Nel film ci si ritrova da subito sbattuti dentro questa sporca faccenda, grazie ad un andamento che, fin dalle prime inquadrature, appare teso come la corda di un violino. Non è un film che ha bisogno di grandi scene e momenti "meravigliosi", ma che, semplicemente, si affida all'empatia dello spettatore; il quale non può fare a meno di soffrire e nausearsi insieme ai quattro protagonisti. Si vive a stretto contatto con i detenuti, ci si ritrova dentro quella sudicia stanza insieme a loro e ci si emoziona. Tutto questo è possibile grazie ad una regia impeccabile, che mantiene la macchina da presa a distanza ravvicinata aumentando il disagio e la claustrofobia, senza cedere mai a particolari morbosi, ma facendo tutto con semplicità, anzi, con ben celata complessità. Altre scelte stilistiche, come la resa granulosa delle immagini e la macchina da presa a spalla, appaiono felici e funzionali.
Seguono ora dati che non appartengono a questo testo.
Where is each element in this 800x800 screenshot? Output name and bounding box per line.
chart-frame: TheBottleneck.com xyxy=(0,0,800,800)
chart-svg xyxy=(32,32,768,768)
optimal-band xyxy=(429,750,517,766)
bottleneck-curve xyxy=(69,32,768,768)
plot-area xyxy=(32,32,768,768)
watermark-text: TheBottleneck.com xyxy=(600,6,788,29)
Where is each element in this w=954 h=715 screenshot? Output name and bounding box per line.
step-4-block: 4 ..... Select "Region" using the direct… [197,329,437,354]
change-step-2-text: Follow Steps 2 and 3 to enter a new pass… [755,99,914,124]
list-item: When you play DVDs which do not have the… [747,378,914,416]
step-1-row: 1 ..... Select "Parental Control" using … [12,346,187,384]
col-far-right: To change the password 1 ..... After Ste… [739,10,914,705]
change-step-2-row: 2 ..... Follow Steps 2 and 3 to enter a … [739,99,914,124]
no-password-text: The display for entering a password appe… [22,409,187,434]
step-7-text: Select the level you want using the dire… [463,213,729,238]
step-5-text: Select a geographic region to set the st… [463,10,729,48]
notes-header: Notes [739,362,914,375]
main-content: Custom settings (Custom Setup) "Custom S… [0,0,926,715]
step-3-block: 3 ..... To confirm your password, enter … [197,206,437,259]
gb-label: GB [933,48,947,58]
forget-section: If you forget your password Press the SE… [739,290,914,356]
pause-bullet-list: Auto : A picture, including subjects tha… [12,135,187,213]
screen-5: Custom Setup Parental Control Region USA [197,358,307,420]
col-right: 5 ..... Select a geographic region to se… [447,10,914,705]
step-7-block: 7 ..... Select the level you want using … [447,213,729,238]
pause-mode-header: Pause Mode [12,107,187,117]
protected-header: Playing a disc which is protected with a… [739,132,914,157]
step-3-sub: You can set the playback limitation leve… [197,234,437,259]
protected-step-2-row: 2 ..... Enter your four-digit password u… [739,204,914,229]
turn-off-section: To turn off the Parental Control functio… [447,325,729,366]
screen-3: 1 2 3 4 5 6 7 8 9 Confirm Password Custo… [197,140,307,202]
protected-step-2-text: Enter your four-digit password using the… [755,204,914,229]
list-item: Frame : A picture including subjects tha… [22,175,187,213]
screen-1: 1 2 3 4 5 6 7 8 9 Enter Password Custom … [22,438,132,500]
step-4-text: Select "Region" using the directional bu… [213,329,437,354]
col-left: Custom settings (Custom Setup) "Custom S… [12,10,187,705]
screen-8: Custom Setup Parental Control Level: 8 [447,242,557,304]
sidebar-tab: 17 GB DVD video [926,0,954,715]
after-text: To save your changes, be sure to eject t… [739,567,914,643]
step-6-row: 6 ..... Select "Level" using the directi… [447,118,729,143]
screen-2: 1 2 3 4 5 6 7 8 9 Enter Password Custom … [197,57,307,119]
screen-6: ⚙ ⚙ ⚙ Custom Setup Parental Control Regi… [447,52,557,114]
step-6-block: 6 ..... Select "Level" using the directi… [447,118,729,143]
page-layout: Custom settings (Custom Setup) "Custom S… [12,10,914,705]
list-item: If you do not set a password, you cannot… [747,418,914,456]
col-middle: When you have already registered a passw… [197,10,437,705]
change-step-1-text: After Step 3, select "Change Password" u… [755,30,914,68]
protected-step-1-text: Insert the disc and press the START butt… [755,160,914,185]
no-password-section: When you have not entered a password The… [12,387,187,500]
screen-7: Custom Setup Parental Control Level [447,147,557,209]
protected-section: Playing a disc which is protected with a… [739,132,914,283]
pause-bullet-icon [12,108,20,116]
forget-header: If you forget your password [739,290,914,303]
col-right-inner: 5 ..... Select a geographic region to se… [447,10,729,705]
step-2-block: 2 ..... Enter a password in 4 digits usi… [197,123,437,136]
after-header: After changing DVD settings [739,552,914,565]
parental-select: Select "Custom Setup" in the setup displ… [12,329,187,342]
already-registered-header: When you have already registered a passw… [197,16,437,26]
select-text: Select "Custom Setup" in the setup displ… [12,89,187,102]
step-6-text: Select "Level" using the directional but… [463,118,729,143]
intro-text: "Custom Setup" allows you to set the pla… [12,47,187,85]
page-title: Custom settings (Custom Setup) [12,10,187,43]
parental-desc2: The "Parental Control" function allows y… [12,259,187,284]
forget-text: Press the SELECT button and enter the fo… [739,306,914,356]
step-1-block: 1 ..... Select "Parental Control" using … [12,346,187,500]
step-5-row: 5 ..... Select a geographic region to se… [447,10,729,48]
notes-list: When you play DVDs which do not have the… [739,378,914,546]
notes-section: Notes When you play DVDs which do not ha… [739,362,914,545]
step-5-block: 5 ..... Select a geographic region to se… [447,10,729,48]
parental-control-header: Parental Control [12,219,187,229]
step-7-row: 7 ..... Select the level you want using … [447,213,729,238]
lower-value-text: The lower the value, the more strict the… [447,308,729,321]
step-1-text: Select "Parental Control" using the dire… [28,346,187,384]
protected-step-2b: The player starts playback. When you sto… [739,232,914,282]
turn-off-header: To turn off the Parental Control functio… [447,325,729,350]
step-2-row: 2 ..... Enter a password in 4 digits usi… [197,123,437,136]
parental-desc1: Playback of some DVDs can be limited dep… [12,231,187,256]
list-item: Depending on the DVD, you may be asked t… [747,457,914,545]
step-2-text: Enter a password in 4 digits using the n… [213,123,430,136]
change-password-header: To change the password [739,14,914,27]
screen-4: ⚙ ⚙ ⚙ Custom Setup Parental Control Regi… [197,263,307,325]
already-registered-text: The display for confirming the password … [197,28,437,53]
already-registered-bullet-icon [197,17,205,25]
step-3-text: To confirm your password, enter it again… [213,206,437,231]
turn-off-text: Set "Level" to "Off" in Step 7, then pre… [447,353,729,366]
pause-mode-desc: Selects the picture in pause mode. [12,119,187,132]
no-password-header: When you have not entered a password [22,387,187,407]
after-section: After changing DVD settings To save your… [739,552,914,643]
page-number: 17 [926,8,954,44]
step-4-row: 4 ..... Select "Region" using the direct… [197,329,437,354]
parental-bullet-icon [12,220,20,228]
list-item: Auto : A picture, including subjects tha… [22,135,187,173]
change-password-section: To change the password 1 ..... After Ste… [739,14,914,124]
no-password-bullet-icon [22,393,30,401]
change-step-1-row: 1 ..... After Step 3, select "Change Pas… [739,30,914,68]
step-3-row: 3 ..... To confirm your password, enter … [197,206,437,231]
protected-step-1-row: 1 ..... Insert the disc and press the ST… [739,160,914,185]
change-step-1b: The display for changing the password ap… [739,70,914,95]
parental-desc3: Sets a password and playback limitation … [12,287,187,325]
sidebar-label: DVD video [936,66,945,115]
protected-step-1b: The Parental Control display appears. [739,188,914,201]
C'è solo una cosa che mette un po' di tristezza, il fatto che un film come questo sia stato vietato ai minori di quattordici anni per l'eccessiva violenza psicologica. Non che il film ci vada leggero, ma i bambini sono meno sciocchi e impressionabili di quanto si pensi ed un film del genere, contro la violenza e la repressione, potrebbe segnarli solo in positivo. Ma questa è un'altra storia...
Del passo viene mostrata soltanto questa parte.